Linguists?

Sep. 5th, 2008 11:24 am
undyingking: (Default)
[personal profile] undyingking
From the BBC news magazine:

"Tesco is changing its checkout signs after coming under criticism from linguists for using "less" rather than "fewer". But it's not just huge, multinational supermarkets that get confused about this grammatical point. The grammatical question of fewer versus less has been raising the hackles of plain English speakers for years."

I see two errors in this excerpt.
  • First, it would be more accurate to say that Tesco has come under criticism not from linguists, but from pedants. (Some of whom may also be linguists, or at least think of themselves as such, but that's not what characterizes them in this context.)
  • Second, plain English speakers couldn't give half an etiolated toss about fewer vs less, because they care about clarity of communication rather than smug pseudo-intellectual one-upmanship about fanciful and arbitrary grammatical "rules".
I've never understood why so many English-speakers seem keen to stifle their language -- the most versatile, flexible, powerful and expressive in the world. I'm pretty sure though that it is a social / intellectual insecurity thing -- if you know a bunch of made-up signifiers by which you can claim that you are "right" and lots of other people are "wrong", you mark yourself out as somehow better than the norm.
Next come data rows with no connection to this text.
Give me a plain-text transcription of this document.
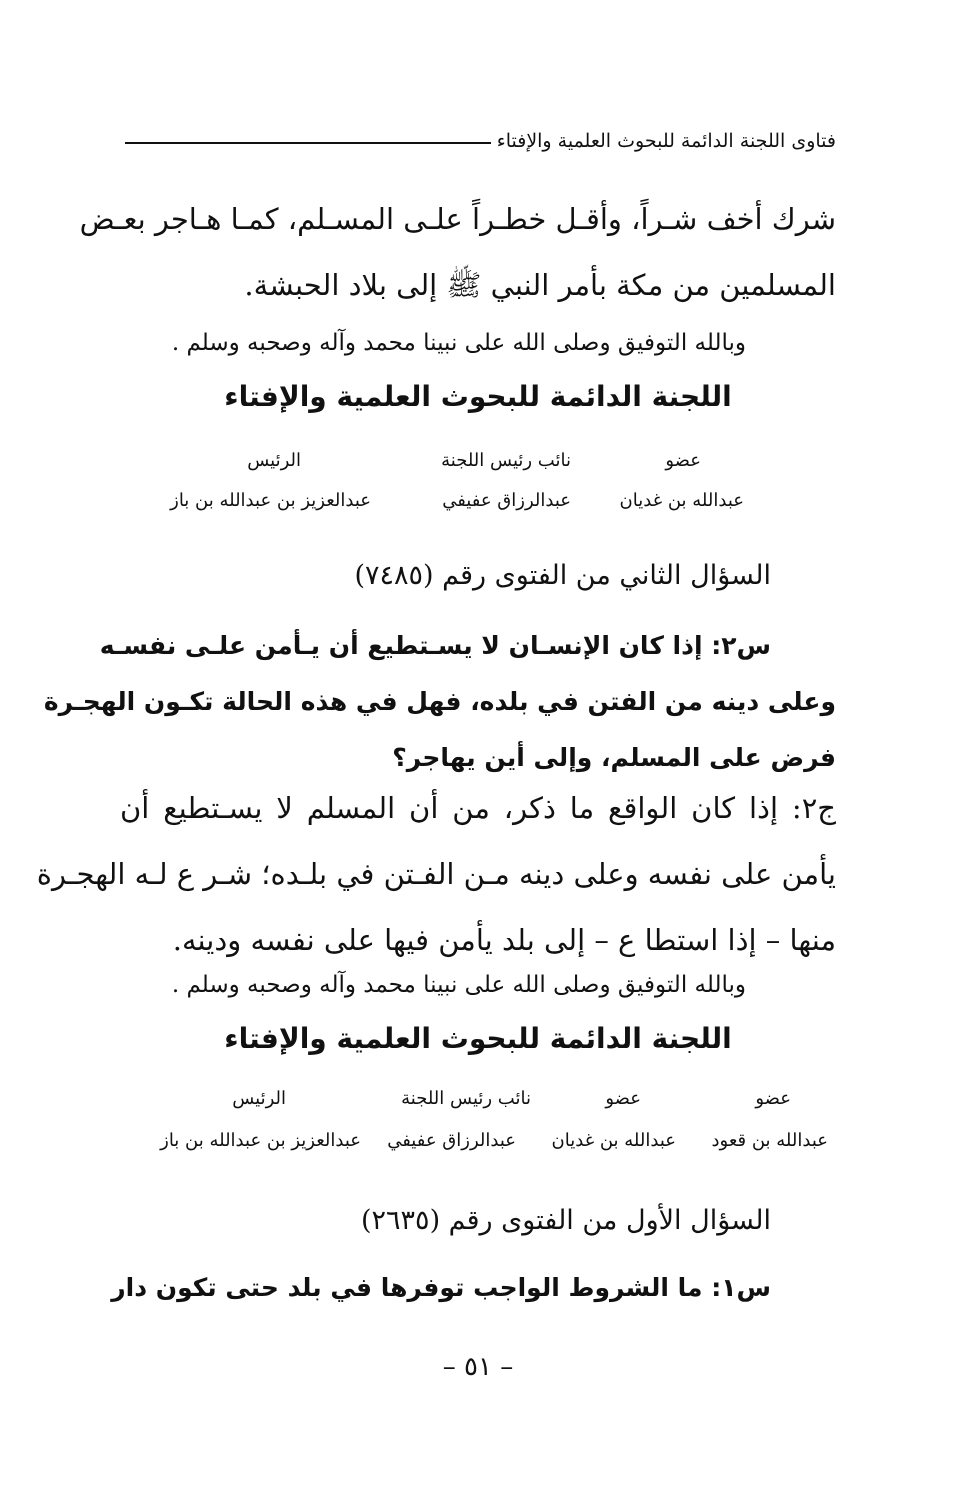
فتاوى اللجنة الدائمة للبحوث العلمية والإفتاء
شرك أخف شـراً، وأقـل خطـراً علـى المسـلم، كمـا هـاجر بعـض
المسلمين من مكة بأمر النبي ﷺ إلى بلاد الحبشة.
وبالله التوفيق وصلى الله على نبينا محمد وآله وصحبه وسلم .
اللجنة الدائمة للبحوث العلمية والإفتاء
عضو
نائب رئيس اللجنة
الرئيس
عبدالله بن غديان
عبدالرزاق عفيفي
عبدالعزيز بن عبدالله بن باز
السؤال الثاني من الفتوى رقم (٧٤٨٥)
س٢: إذا كان الإنسـان لا يسـتطيع أن يـأمن علـى نفسـه
وعلى دينه من الفتن في بلده، فهل في هذه الحالة تكـون الهجـرة
فرض على المسلم، وإلى أين يهاجر؟
ج٢: إذا كان الواقع ما ذكر، من أن المسلم لا يسـتطيع أن
يأمن على نفسه وعلى دينه مـن الفـتن في بلـده؛ شـر ع لـه الهجـرة
منها – إذا استطا ع – إلى بلد يأمن فيها على نفسه ودينه.
وبالله التوفيق وصلى الله على نبينا محمد وآله وصحبه وسلم .
اللجنة الدائمة للبحوث العلمية والإفتاء
عضو
عضو
نائب رئيس اللجنة
الرئيس
عبدالله بن قعود
عبدالله بن غديان
عبدالرزاق عفيفي
عبدالعزيز بن عبدالله بن باز
السؤال الأول من الفتوى رقم (٢٦٣٥)
س١: ما الشروط الواجب توفرها في بلد حتى تكون دار
– ٥١ –
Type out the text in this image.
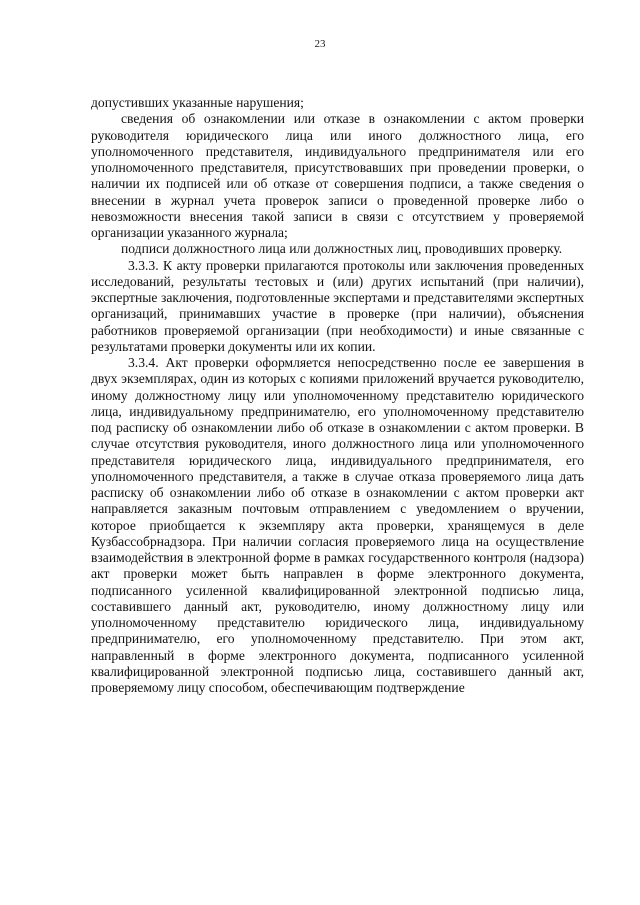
23

допустивших указанные нарушения;

сведения об ознакомлении или отказе в ознакомлении с актом проверки руководителя юридического лица или иного должностного лица, его уполномоченного представителя, индивидуального предпринимателя или его уполномоченного представителя, присутствовавших при проведении проверки, о наличии их подписей или об отказе от совершения подписи, а также сведения о внесении в журнал учета проверок записи о проведенной проверке либо о невозможности внесения такой записи в связи с отсутствием у проверяемой организации указанного журнала;

подписи должностного лица или должностных лиц, проводивших проверку.

3.3.3. К акту проверки прилагаются протоколы или заключения проведенных исследований, результаты тестовых и (или) других испытаний (при наличии), экспертные заключения, подготовленные экспертами и представителями экспертных организаций, принимавших участие в проверке (при наличии), объяснения работников проверяемой организации (при необходимости) и иные связанные с результатами проверки документы или их копии.

3.3.4. Акт проверки оформляется непосредственно после ее завершения в двух экземплярах, один из которых с копиями приложений вручается руководителю, иному должностному лицу или уполномоченному представителю юридического лица, индивидуальному предпринимателю, его уполномоченному представителю под расписку об ознакомлении либо об отказе в ознакомлении с актом проверки. В случае отсутствия руководителя, иного должностного лица или уполномоченного представителя юридического лица, индивидуального предпринимателя, его уполномоченного представителя, а также в случае отказа проверяемого лица дать расписку об ознакомлении либо об отказе в ознакомлении с актом проверки акт направляется заказным почтовым отправлением с уведомлением о вручении, которое приобщается к экземпляру акта проверки, хранящемуся в деле Кузбассобрнадзора. При наличии согласия проверяемого лица на осуществление взаимодействия в электронной форме в рамках государственного контроля (надзора) акт проверки может быть направлен в форме электронного документа, подписанного усиленной квалифицированной электронной подписью лица, составившего данный акт, руководителю, иному должностному лицу или уполномоченному представителю юридического лица, индивидуальному предпринимателю, его уполномоченному представителю. При этом акт, направленный в форме электронного документа, подписанного усиленной квалифицированной электронной подписью лица, составившего данный акт, проверяемому лицу способом, обеспечивающим подтверждение
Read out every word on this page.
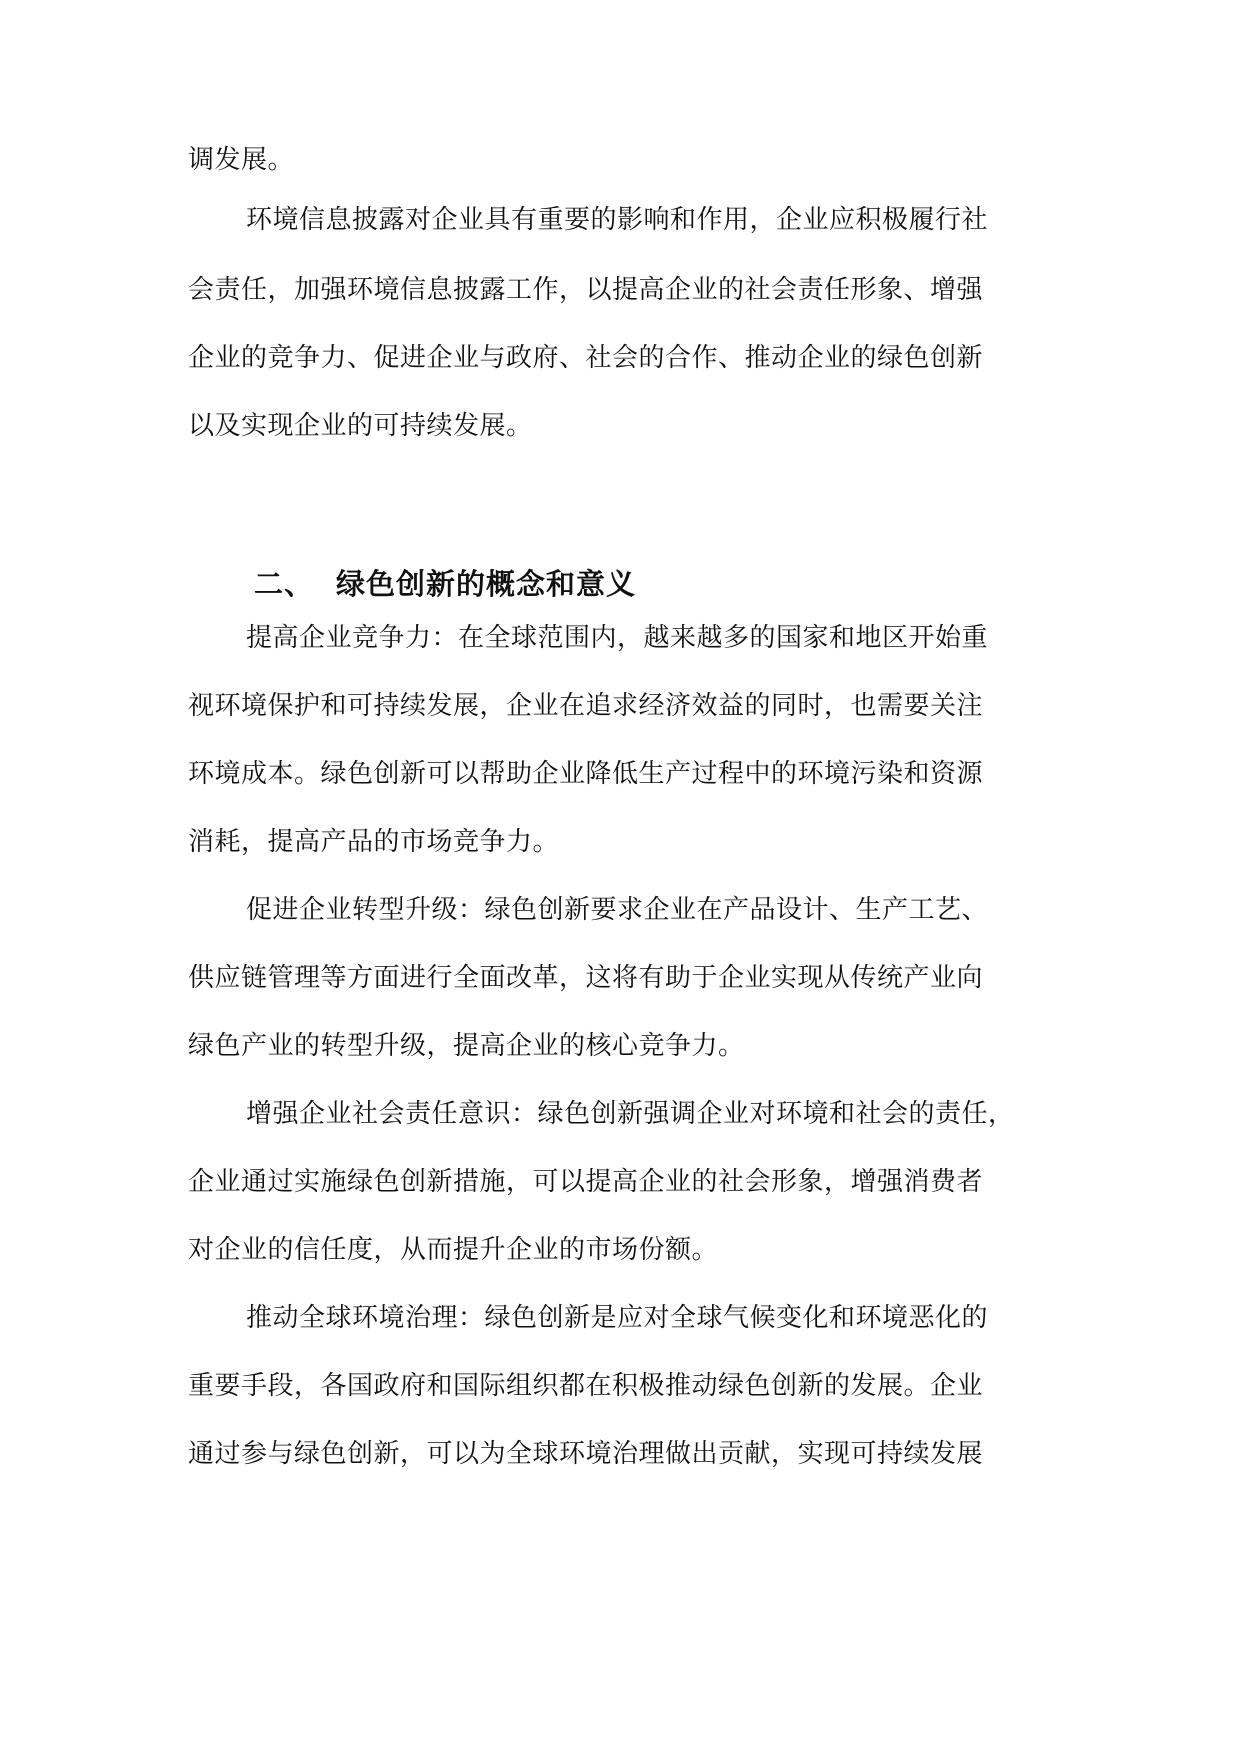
调发展。
环境信息披露对企业具有重要的影响和作用，企业应积极履行社
会责任，加强环境信息披露工作，以提高企业的社会责任形象、增强
企业的竞争力、促进企业与政府、社会的合作、推动企业的绿色创新
以及实现企业的可持续发展。
二、 绿色创新的概念和意义
提高企业竞争力：在全球范围内，越来越多的国家和地区开始重
视环境保护和可持续发展，企业在追求经济效益的同时，也需要关注
环境成本。绿色创新可以帮助企业降低生产过程中的环境污染和资源
消耗，提高产品的市场竞争力。
促进企业转型升级：绿色创新要求企业在产品设计、生产工艺、
供应链管理等方面进行全面改革，这将有助于企业实现从传统产业向
绿色产业的转型升级，提高企业的核心竞争力。
增强企业社会责任意识：绿色创新强调企业对环境和社会的责任，
企业通过实施绿色创新措施，可以提高企业的社会形象，增强消费者
对企业的信任度，从而提升企业的市场份额。
推动全球环境治理：绿色创新是应对全球气候变化和环境恶化的
重要手段，各国政府和国际组织都在积极推动绿色创新的发展。企业
通过参与绿色创新，可以为全球环境治理做出贡献，实现可持续发展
(Please note that I'm not saying that there should be no rules in English; that would be ridiculous. What I'm saying is that some of what are claimed as rules -- like less vs fewer, not splitting an infitive, not ending a sentence with a preposition, etc -- are meaningless, hallowed neither by usage tradition nor by innate sense, and frankly pathetic.)

Date: 2008-09-06 09:25 am (UTC)
From: [identity profile] waistcoatmark.livejournal.com
But Tesco's use of less is _wrong_. The fact that many people don't realise or care that it's wrong strikes me as a little silly. If a newspaper argued that "the Tories were likely to win the election because after asking 100 people, the 1% more of them preferred Tory to Labour", then anyone with A level maths would wince at the specious reasoning, but the majority of people wouldn't realise.

If your argument is that it's only wrong because of a subjective and arbitrary set of rules say it is, then you've just placed your stake in a arbitrary position on a sliding scale, ranging from "Anyone who utters or writes a phrase not fully compliant with Strunk and White should be shot" to Humpty Dumpty's "When I use a word, it means just what I choose it to mean".

If you expect me to defend the arbitrary rule about fewer vs less, then I expect you to defend your arbitrary position on the sliding scale and why mixing up fewer/less is OK but disinterested/uniterested is wrong (or if you don't mind that, they're/their/there). :-)

Date: 2008-09-08 11:34 am (UTC)
From: [identity profile] undyingking.livejournal.com
My position on the scale is that rules which confer variation in meaning or in other aspects of clarity are OK; ones that don't do so are essentially arbitrary.

So eg. "less" and "fewer" don't really differ in meaning; they only differ in the existence of this rule that declares that one should be applied to counts, the other to quantities. We happily apply "more" to both counts and quantities, so clearly it's not necessary to have two different words for its antithesis; just arbitrary convention.

On the other hand, "disinterested" and "uninterested" shouldn't be interchanged because they do have distinct meanings and their blurring may create ambiguity.

Date: 2008-09-08 08:27 pm (UTC)
From: [identity profile] mr-malk.livejournal.com
Hang on! There are a hell of a lot of people who don't even know that they mean different things at all! I thought your stance was that if they are used interchangeably - whether or not they "should" be on grounds of clarity - then they are in fact interchangeable.

Date: 2008-09-08 11:43 pm (UTC)
From: [identity profile] onebyone.livejournal.com
Yeah, and there are a hell of a lot of people who don't know there's a difference between 1,2-dichlorobutane and 1,3-dicholorobutane. What's relevant is any difference understood by those who commonly use the words. Someone who for preference says "none of my business" or "bored of" has abstained.

Date: 2008-09-09 08:22 am (UTC)
From: [identity profile] undyingking.livejournal.com
It's my position that in usage contexts where they are used interchangeably, then they become de facto interchangeable, yes -- that's just a neutral observation.

But as I said at the top, some "rules" are useful, others are arbitrary -- and here in this comment I'm explaining how I personally determine which is which, and therefore in which cases it's valuable or not to try and resist a drift towards interchangeability.

(As a side note, though, I don't think that useful meanings are likely to ever really "disappear" from the language. If everyone does shift to using disinterested to mean uninterested, then the people who need to distinguish the separate meaning will gradually shift to using something else instead. But in the meantime I'm standing up for disinterested in the way that I wouldn't dream of doing for less / fewer.)